You may think you know everything there is to know about apples. However, there’s much more to them than just being a great pie filling or a favorite of teachers’ pets. These delicious and power-packed fruits have numerous health benefits and are also a great kitchen aid. It’s also important to keep in mind that certain apples are better than others for different uses. Once you find out what apples can do for you, you’ll be ready to pick up a bushel or two and put them to work.
Benefits and Uses for Apples
That old adage that an apple a day keeps the doctor away just may have some truth to it. Numerous studies tout the health benefits of eating apples on everything from weight loss to cancer prevention.
The pectin in apples lowers LDL cholesterol levels, and people who eat two apples each day can drop their levels by as much as 16 percent. Pectin also helps lower the body’s need for insulin, helping to manage diabetes. Another study found that apples may protect brain cells from free-radical damage that can lead to Alzheimer’s disease.
Apples may also help strengthen your bones. A French study claims that apples can fight the development of osteoporosis and can increase bone density.
Perhaps the most amazing findings are related to the effects of eating apples on cancer prevention. Studies have found that apple consumption can reduce the risk of breast, colon, liver and lung cancers.
Not only can apples improve your health, but they can also improve your cooking. You already know they make a great ingredient, but did you know they can improve other ingredients?
The moisture emitted by apples has many benefits. You can extend the shelf life of a cake by simply storing it with half an apple, which will keep the cake moist. An apple can also help you cook a juicy chicken. Simply place an apple in the cavity and roast. Toss the apple afterwards and enjoy your juicy chicken.
Use apples to ripen tomatoes by placing one in a paper bag with up to six green tomatoes. The tomatoes will ripen in a couple of days. An apple wedge can also soften clumped brown sugar. Simply seal an apple wedge in a plastic bag along with the sugar; it will soften up in a day or two.
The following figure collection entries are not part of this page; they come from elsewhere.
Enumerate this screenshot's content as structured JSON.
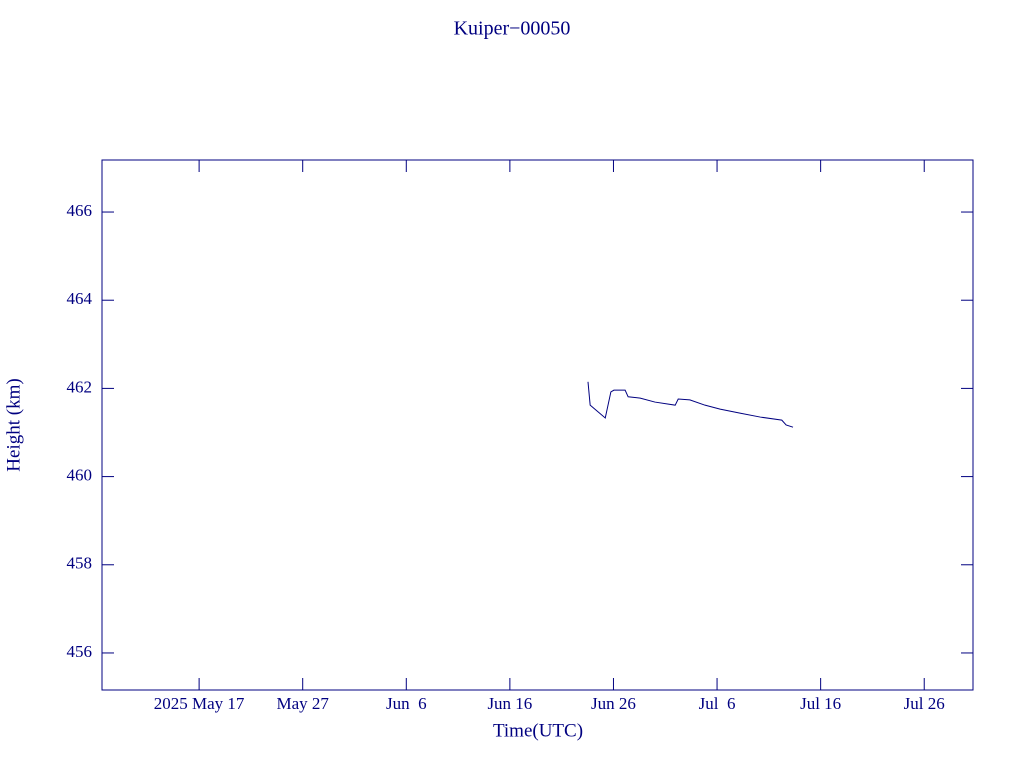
{
  "chart_data": {
    "type": "line",
    "title": "Kuiper−00050",
    "x_label": "Time(UTC)",
    "y_label": "Height (km)",
    "x": [
      "2025-06-23T13:00",
      "2025-06-23T18:00",
      "2025-06-25T05:00",
      "2025-06-25T18:00",
      "2025-06-26T01:00",
      "2025-06-27T03:00",
      "2025-06-27T10:00",
      "2025-06-28T14:00",
      "2025-06-30T00:00",
      "2025-07-01T23:00",
      "2025-07-02T06:00",
      "2025-07-03T09:00",
      "2025-07-04T20:00",
      "2025-07-06T07:00",
      "2025-07-08T05:00",
      "2025-07-10T04:00",
      "2025-07-12T06:00",
      "2025-07-12T16:00",
      "2025-07-13T08:00"
    ],
    "series": [
      {
        "color": "#000080",
        "values": [
          462.15,
          461.62,
          461.33,
          461.92,
          461.96,
          461.96,
          461.81,
          461.78,
          461.69,
          461.62,
          461.76,
          461.74,
          461.62,
          461.53,
          461.44,
          461.35,
          461.28,
          461.17,
          461.12
        ]
      }
    ],
    "xlim": [
      "2025-05-07T15:00",
      "2025-07-30T17:00"
    ],
    "xticks": [
      {
        "value": "2025-05-17",
        "label": "2025 May 17"
      },
      {
        "value": "2025-05-27",
        "label": "May 27"
      },
      {
        "value": "2025-06-06",
        "label": "Jun  6"
      },
      {
        "value": "2025-06-16",
        "label": "Jun 16"
      },
      {
        "value": "2025-06-26",
        "label": "Jun 26"
      },
      {
        "value": "2025-07-06",
        "label": "Jul  6"
      },
      {
        "value": "2025-07-16",
        "label": "Jul 16"
      },
      {
        "value": "2025-07-26",
        "label": "Jul 26"
      }
    ],
    "ylim": [
      455.16,
      467.18
    ],
    "yticks": [
      456,
      458,
      460,
      462,
      464,
      466
    ],
    "grid": false
  }
}
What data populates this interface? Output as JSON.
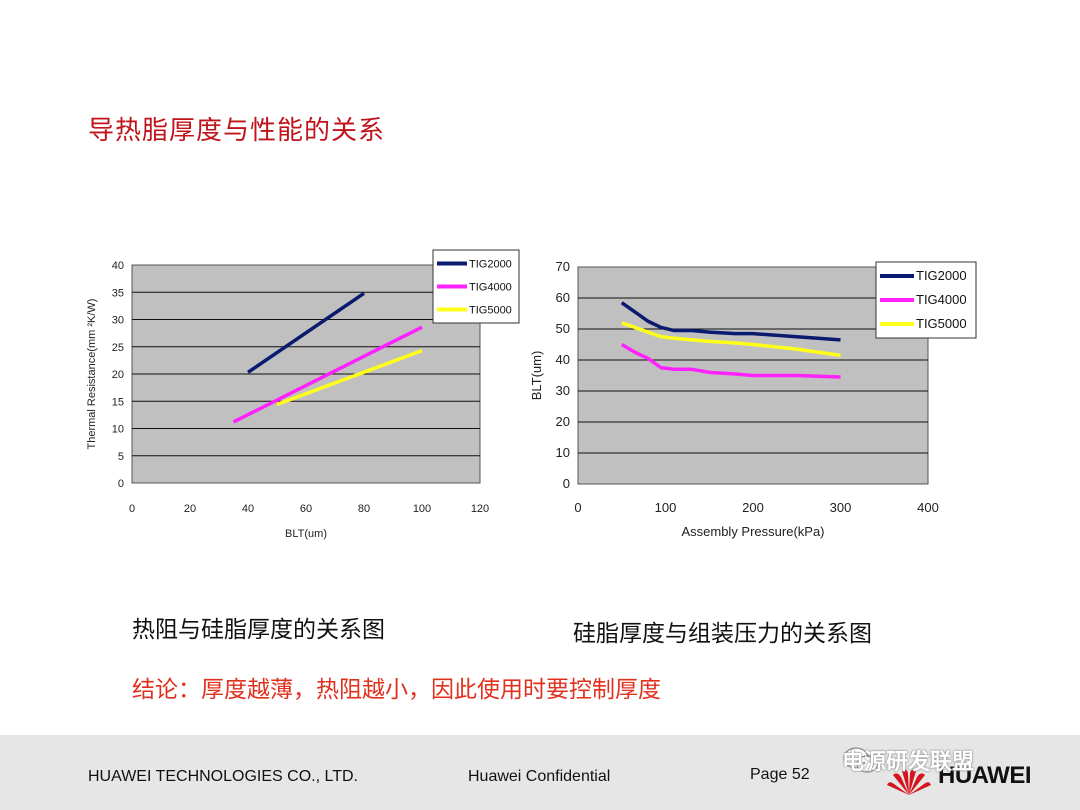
{
  "slide": {
    "title": "导热脂厚度与性能的关系",
    "caption_left": "热阻与硅脂厚度的关系图",
    "caption_right": "硅脂厚度与组装压力的关系图",
    "conclusion": "结论：厚度越薄，热阻越小，因此使用时要控制厚度"
  },
  "footer": {
    "company": "HUAWEI TECHNOLOGIES CO., LTD.",
    "confidential": "Huawei Confidential",
    "page": "Page 52",
    "watermark": "电源研发联盟",
    "logo_text": "HUAWEI"
  },
  "chart_data": [
    {
      "type": "line",
      "xlabel": "BLT(um)",
      "ylabel": "Thermal Resistance(mm ²K/W)",
      "xlim": [
        0,
        120
      ],
      "ylim": [
        0,
        40
      ],
      "xticks": [
        0,
        20,
        40,
        60,
        80,
        100,
        120
      ],
      "yticks": [
        0,
        5,
        10,
        15,
        20,
        25,
        30,
        35,
        40
      ],
      "grid": "horizontal",
      "legend": "top-right",
      "series": [
        {
          "name": "TIG2000",
          "color": "#0a1a6e",
          "x": [
            40,
            80
          ],
          "y": [
            20.3,
            34.8
          ]
        },
        {
          "name": "TIG4000",
          "color": "#ff22ff",
          "x": [
            35,
            100
          ],
          "y": [
            11.2,
            28.6
          ]
        },
        {
          "name": "TIG5000",
          "color": "#ffff1a",
          "x": [
            50,
            100
          ],
          "y": [
            14.4,
            24.3
          ]
        }
      ]
    },
    {
      "type": "line",
      "xlabel": "Assembly Pressure(kPa)",
      "ylabel": "BLT(um)",
      "xlim": [
        0,
        400
      ],
      "ylim": [
        0,
        70
      ],
      "xticks": [
        0,
        100,
        200,
        300,
        400
      ],
      "yticks": [
        0,
        10,
        20,
        30,
        40,
        50,
        60,
        70
      ],
      "grid": "horizontal",
      "legend": "top-right",
      "series": [
        {
          "name": "TIG2000",
          "color": "#0a1a6e",
          "x": [
            50,
            65,
            80,
            95,
            110,
            130,
            150,
            180,
            200,
            250,
            300
          ],
          "y": [
            58.5,
            55.5,
            52.5,
            50.5,
            49.5,
            49.5,
            49,
            48.5,
            48.5,
            47.5,
            46.5
          ]
        },
        {
          "name": "TIG4000",
          "color": "#ff22ff",
          "x": [
            50,
            65,
            80,
            95,
            110,
            130,
            150,
            180,
            200,
            250,
            300
          ],
          "y": [
            45,
            42.5,
            40.5,
            37.5,
            37,
            37,
            36,
            35.5,
            35,
            35,
            34.5
          ]
        },
        {
          "name": "TIG5000",
          "color": "#ffff1a",
          "x": [
            50,
            65,
            80,
            95,
            110,
            130,
            150,
            180,
            200,
            250,
            300
          ],
          "y": [
            52,
            50.5,
            49,
            47.5,
            47,
            46.5,
            46,
            45.5,
            45,
            43.5,
            41.5
          ]
        }
      ]
    }
  ]
}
If you’ve overdone the salt in your soup, drop in a few apple wedges, which will absorb excess salt. Remove them after about 10 minutes.
Pick Your Apple!
If you’re ready to run out to the grocery store or orchard to pick up some apples, it’s important to keep in mind that different types of apples are better for certain uses than others. Lean more about apples from the U.S. Apple Association, and find the best times for apple picking at PickYourOwn.org.
Many apples are great for eating raw. Favorites include Braeburn, Empire, Fuji, Gala, Golden Delicious, Honeycrisp, McIntosh and Red Delicious.
Certain apples are better for cooking, including Cortland, Golden Supreme, Ida Red, Liberty and Red Rome, since they can stand up to heat.
The best apples to use for homemade applesauce include Gala, Fuji, Pippin, McIntosh and Jonagold. Pippin, Rhode Island Greening, McIntosh, Elstar, Cortland, Fuji, Gala, Gravenstein Pippin, Rhode Island Greening, McIntosh, Elstar, Cortland, Fuji, Gala, Gravenstein If you’re interested in making apple cider, the best choice is the Winesap apple.
Then there’s the all-American apple pie. Granny Smiths are far and away the best for pies, although other firm varieties also work, such as Cameo, Cortland, Jonathan, Gravenstein, and Pink Lady. I usually use a combination of Jonathans and Granny Smiths.
Whether improving your health, your cooking, or your appetite, apples are a great pick and there are so many great Apple recipes to use them for.